Anything on a Vehicle Inspection
The type of inspections, and what is considered to be part of a car inspection, is handled on a state by state basis. For example, the inspection requirements in Victoria may be entirely different than those found in Newcastle. Since a failed portion of the inspection could lead to fines and your car being kept off the road until the issues are professionally repaired, then certain repairs become even more important to be handled in a professional manner from the start.

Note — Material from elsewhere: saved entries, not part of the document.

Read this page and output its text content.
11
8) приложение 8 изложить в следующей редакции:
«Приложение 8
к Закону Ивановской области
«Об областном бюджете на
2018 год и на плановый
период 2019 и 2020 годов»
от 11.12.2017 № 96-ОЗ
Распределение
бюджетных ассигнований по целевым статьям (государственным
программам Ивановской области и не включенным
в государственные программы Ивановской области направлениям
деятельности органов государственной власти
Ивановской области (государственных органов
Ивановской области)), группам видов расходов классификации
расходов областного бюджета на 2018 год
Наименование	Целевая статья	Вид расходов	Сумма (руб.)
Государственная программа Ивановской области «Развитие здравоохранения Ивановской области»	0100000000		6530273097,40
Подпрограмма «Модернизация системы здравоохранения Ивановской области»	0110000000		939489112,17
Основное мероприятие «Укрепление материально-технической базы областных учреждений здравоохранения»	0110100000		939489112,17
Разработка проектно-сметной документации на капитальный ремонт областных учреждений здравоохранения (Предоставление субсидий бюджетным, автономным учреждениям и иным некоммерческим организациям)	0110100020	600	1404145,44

Make sure you know what your particular area requires on a vehicle inspection and if the repair falls under those areas, take it to your mechanic. They can ensure they repair the issue and that the repairs meet the requirements as well as any environmentally based requirements for parts used or disposal of items like oil.
Brakes and Brake Lines
When you start to have brake issues, you may find that you can buy the brake system which includes brake pads and brake shoes. These can be replaced with a bit of knowledge and can be done as a DIY project with the right tools. The issue with this type of repair comes in when you consider several aspects of the vehicle functionality. For example, if the brake shoes are not fitted properly it can cause damage to the tires and to the axle of the car. If they are not fitted tight enough, the brakes may not catch.

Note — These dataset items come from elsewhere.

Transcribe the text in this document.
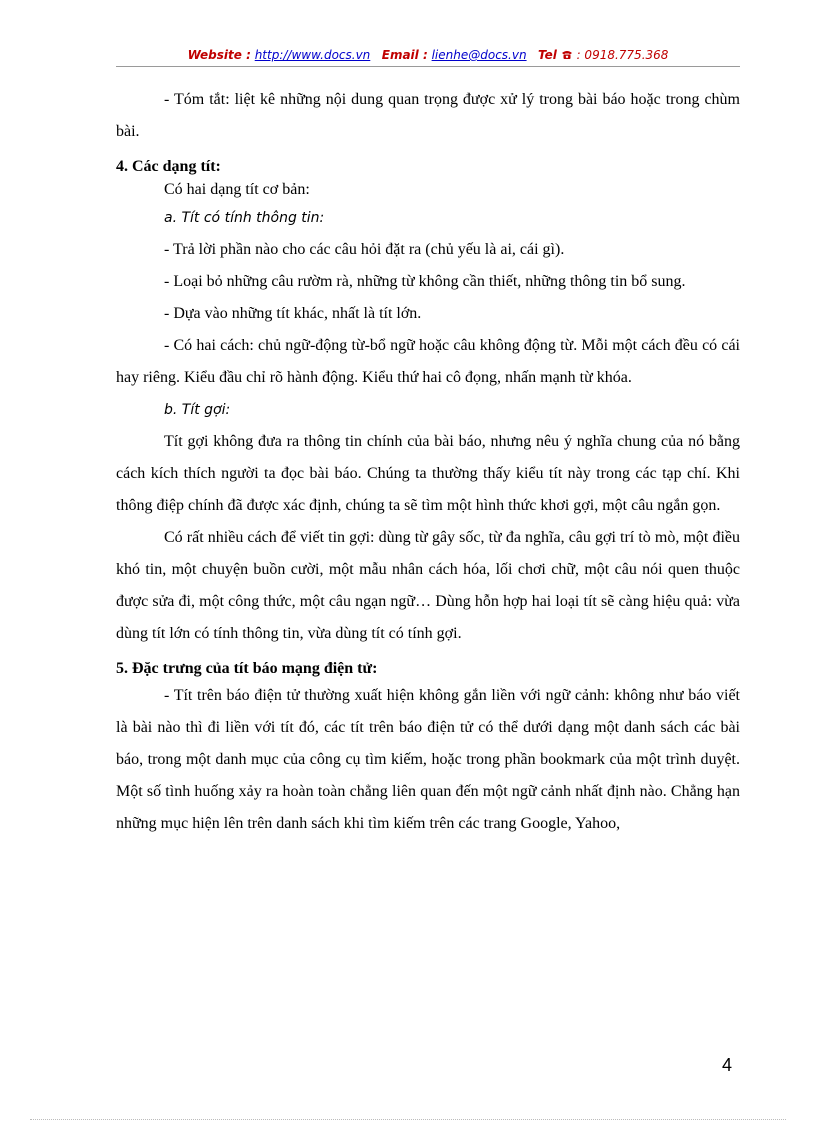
Website : http://www.docs.vn Email : lienhe@docs.vn Tel : 0918.775.368

- Tóm tắt: liệt kê những nội dung quan trọng được xử lý trong bài báo hoặc trong chùm bài.

4. Các dạng tít:

Có hai dạng tít cơ bản:

a. Tít có tính thông tin:

- Trả lời phần nào cho các câu hỏi đặt ra (chủ yếu là ai, cái gì).

- Loại bỏ những câu rườm rà, những từ không cần thiết, những thông tin bổ sung.

- Dựa vào những tít khác, nhất là tít lớn.

- Có hai cách: chủ ngữ-động từ-bổ ngữ hoặc câu không động từ. Mỗi một cách đều có cái hay riêng. Kiểu đầu chỉ rõ hành động. Kiểu thứ hai cô đọng, nhấn mạnh từ khóa.

b. Tít gợi:

Tít gợi không đưa ra thông tin chính của bài báo, nhưng nêu ý nghĩa chung của nó bằng cách kích thích người ta đọc bài báo. Chúng ta thường thấy kiểu tít này trong các tạp chí. Khi thông điệp chính đã được xác định, chúng ta sẽ tìm một hình thức khơi gợi, một câu ngắn gọn.

Có rất nhiều cách để viết tin gợi: dùng từ gây sốc, từ đa nghĩa, câu gợi trí tò mò, một điều khó tin, một chuyện buồn cười, một mẫu nhân cách hóa, lối chơi chữ, một câu nói quen thuộc được sửa đi, một công thức, một câu ngạn ngữ… Dùng hỗn hợp hai loại tít sẽ càng hiệu quả: vừa dùng tít lớn có tính thông tin, vừa dùng tít có tính gợi.

5. Đặc trưng của tít báo mạng điện tử:

- Tít trên báo điện tử thường xuất hiện không gắn liền với ngữ cảnh: không như báo viết là bài nào thì đi liền với tít đó, các tít trên báo điện tử có thể dưới dạng một danh sách các bài báo, trong một danh mục của công cụ tìm kiếm, hoặc trong phần bookmark của một trình duyệt. Một số tình huống xảy ra hoàn toàn chẳng liên quan đến một ngữ cảnh nhất định nào. Chẳng hạn những mục hiện lên trên danh sách khi tìm kiếm trên các trang Google, Yahoo,

4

Also the traction option available in some vehicles may not function properly causing costly and sometimes deadly results in inclement weather. This is why a mechanic should be used for brakes and brake lines. Not only can they repair them, replace them, and ensure they are secured they can also use a diagnostic tool to ensure that the car is functioning as a whole with the new brakes and brake lines and no issues arise before you drive the car again.
Flushing the Transmission
There are times when your transmission may need to be flushed. This is a step that is used to push out any debris, old oil, and sludge that has built up in the mechanics of the car. The fluids are replaced with new fluids after the system has been cleaned. Though this can be done as a DIY, if too much pressure is used to flush the system it can cause irreversible damage to the transmission. This means a costly repair that could put you without a car for days or longer depending on the level of damage and ease of finding a replacement transmission.
A mechanic will use a diagnostic system and automated flush option to help maintain the pressure during the flush and to locate any clogs that may be harder to remove. It can also find any internal damage that may be missed by the naked eye.
Keep in mind that mechanics and their services are generally covered under your car's warranty if the warranty is still active. Also keep in mind that DIY repairs may void additional warranties or insurance coverage, where as a mechanic repair will likely fit into the additional warranty and insurance guidelines.